Either way, what Susan said.
I understand that sort of thing very well. Hope things are better now.
Oh Jeff!!!!! I’m sorry that I just found out about this! My phone’s and IM is always available (though my response may be somewhat delayed).
*hugs*
*big hug*
In a duel between you and the world, you and your irrepressible sassiness will always win 🙂
When I read your post about this I remembered this poem by Judith Wright.
Reason and unreason
When I began to test my heart,
its laws and fantasies, against the world,
the pain of impact made me sad.
Where heart was curved the world ran straight,
where it lay warm the world came cold.
It seemed my heart, or else the world, was mad.
Could I reject arithmetics,
their plain unanswerable arguings,
or find a cranny outside categories,
where two and two made soldiers, love or six?

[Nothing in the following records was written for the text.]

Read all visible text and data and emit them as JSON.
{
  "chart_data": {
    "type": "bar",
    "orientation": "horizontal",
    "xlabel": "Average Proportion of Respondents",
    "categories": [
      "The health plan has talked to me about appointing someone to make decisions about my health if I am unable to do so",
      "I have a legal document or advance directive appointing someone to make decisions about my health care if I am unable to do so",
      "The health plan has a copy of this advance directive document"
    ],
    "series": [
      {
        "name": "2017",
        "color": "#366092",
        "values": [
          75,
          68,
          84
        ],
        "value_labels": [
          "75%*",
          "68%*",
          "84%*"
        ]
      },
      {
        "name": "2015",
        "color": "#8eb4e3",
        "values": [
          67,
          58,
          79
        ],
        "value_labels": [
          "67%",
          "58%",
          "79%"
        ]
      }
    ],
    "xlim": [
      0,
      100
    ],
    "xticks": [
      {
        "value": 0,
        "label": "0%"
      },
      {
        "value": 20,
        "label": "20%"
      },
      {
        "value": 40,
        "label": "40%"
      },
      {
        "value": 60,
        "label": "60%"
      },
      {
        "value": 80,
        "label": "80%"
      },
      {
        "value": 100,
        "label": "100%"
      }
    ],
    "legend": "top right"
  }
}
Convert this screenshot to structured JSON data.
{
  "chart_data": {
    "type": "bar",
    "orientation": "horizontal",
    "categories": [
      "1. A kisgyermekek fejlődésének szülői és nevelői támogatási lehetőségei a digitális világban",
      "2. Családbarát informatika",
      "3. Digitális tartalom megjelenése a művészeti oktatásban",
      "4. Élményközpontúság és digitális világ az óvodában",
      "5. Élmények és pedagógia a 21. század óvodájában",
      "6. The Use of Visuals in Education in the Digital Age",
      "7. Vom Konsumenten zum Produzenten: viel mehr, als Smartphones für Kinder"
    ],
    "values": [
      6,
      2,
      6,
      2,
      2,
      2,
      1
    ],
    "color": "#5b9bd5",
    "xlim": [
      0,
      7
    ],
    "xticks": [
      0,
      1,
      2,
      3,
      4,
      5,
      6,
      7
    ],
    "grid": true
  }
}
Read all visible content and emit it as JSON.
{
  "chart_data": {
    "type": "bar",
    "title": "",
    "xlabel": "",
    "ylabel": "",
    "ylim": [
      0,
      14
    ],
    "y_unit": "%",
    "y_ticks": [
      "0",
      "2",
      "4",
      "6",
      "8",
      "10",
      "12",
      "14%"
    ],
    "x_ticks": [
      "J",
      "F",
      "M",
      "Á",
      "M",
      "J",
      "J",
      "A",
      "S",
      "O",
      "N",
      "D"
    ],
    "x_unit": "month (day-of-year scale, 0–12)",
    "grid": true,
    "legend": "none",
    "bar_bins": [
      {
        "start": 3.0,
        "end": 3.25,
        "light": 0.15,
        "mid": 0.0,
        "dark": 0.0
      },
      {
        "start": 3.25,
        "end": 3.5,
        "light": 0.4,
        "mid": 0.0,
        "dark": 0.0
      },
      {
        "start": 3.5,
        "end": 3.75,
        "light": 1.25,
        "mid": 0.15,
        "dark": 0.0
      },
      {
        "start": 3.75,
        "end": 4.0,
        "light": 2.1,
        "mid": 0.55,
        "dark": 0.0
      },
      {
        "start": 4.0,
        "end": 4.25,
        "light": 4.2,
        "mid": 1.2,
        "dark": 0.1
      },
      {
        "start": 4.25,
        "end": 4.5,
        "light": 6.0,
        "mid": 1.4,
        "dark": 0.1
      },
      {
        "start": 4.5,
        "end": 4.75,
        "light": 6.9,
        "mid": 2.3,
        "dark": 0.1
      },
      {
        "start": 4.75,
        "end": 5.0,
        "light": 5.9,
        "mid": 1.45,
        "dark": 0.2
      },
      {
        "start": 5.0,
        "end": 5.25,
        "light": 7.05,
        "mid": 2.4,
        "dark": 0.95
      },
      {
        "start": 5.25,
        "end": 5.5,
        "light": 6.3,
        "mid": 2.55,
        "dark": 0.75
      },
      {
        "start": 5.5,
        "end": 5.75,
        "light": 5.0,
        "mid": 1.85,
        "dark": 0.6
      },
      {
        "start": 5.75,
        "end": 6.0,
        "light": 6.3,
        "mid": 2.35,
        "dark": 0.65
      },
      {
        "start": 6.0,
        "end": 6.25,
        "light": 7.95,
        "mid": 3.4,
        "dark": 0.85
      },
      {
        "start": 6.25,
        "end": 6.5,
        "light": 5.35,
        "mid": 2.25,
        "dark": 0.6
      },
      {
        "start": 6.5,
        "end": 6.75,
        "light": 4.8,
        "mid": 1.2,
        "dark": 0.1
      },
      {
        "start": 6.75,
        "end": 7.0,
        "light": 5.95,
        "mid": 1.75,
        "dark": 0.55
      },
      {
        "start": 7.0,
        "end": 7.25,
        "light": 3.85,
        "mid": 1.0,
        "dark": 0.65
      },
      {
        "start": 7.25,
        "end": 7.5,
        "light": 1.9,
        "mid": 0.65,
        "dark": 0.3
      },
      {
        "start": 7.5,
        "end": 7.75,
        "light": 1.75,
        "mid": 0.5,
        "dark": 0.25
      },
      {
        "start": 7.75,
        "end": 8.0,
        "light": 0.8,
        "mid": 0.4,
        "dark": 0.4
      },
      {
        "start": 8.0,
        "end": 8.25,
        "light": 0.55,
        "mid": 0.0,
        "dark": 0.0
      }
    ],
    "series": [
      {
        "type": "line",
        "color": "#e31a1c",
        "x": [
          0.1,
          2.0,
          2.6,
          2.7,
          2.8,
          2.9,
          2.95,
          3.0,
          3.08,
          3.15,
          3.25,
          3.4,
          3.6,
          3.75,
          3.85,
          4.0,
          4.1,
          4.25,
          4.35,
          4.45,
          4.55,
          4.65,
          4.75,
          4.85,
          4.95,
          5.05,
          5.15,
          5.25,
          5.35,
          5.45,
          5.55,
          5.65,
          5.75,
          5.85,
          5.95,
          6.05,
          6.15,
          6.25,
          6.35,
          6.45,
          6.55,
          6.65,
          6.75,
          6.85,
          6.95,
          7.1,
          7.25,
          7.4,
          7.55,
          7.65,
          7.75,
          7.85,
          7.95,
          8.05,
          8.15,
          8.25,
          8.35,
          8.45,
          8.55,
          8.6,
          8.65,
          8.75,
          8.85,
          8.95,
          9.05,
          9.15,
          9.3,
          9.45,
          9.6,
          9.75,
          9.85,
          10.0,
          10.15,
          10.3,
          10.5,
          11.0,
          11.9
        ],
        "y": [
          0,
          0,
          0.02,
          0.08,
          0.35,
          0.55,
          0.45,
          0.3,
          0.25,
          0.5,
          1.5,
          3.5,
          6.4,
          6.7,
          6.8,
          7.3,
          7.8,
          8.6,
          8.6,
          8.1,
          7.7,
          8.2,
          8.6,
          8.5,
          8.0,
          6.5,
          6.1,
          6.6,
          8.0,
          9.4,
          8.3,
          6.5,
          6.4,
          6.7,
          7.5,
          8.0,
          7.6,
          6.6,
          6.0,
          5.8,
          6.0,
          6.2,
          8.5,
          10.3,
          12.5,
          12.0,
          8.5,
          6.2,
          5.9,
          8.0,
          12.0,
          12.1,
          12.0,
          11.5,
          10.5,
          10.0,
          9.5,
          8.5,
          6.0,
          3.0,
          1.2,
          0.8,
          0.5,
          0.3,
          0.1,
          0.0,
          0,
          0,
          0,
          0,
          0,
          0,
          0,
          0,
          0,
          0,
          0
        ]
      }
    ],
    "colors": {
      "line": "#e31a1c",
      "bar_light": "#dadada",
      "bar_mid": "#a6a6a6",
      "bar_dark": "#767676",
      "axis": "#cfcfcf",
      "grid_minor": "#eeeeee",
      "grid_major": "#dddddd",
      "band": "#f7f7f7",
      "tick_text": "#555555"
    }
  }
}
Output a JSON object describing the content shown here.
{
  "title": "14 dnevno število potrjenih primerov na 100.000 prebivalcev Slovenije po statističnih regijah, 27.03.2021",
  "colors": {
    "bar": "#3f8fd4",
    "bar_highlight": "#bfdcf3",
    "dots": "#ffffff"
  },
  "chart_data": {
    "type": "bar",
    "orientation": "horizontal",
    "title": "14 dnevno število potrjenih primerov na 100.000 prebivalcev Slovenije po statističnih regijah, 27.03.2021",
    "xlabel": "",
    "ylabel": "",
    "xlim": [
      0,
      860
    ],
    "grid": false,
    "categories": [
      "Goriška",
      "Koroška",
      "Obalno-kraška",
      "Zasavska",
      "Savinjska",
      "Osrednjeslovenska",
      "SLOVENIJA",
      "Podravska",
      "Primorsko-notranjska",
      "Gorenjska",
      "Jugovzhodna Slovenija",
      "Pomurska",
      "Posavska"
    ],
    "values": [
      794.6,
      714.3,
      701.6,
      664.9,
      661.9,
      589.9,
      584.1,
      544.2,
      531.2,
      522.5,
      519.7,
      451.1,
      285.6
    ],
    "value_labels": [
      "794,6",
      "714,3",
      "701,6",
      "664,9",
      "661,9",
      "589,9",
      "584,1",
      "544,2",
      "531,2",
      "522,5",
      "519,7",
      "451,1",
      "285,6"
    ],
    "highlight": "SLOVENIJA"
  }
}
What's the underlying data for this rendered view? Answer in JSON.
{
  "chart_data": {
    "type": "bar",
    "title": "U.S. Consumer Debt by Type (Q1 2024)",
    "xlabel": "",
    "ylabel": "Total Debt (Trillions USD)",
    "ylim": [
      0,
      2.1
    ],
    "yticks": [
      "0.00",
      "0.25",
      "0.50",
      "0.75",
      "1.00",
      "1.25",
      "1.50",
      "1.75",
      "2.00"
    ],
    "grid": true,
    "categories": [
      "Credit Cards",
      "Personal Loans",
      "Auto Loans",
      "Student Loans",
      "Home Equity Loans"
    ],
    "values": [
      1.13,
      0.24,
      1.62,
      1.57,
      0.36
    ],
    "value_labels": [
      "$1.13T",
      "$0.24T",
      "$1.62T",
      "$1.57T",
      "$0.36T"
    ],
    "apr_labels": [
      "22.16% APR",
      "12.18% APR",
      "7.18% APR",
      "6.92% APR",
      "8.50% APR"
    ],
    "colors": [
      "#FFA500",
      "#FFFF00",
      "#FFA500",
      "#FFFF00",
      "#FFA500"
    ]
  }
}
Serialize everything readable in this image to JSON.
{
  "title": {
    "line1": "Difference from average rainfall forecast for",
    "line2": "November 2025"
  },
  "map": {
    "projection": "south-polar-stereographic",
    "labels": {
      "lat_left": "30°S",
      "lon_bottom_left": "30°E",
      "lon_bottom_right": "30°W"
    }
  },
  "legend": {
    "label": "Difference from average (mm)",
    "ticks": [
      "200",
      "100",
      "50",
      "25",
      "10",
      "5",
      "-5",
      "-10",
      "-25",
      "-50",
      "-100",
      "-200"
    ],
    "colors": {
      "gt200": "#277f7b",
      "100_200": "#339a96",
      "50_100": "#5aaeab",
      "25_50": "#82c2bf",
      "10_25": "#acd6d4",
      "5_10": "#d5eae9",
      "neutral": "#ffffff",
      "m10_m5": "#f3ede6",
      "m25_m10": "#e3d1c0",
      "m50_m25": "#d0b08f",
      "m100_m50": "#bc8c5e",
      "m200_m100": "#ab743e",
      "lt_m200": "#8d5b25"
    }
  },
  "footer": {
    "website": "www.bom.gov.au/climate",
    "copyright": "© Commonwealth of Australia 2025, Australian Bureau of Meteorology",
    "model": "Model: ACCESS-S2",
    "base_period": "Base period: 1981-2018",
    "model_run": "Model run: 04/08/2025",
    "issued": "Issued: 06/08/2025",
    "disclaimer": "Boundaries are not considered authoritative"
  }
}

My heart observed the silence round its songs,
the indifference that met its stories;
believed itself a changeling crazed,
and bowed its head to every claim of reason;
but then stood up and realized
when work is over love begins its season;
each day is contraried by night
and Caesar’s coin is paid for Venus’ rite;
and knew its fantasies, since time began,
outdone by earth’s wild dreams, Plant, Beast and Man.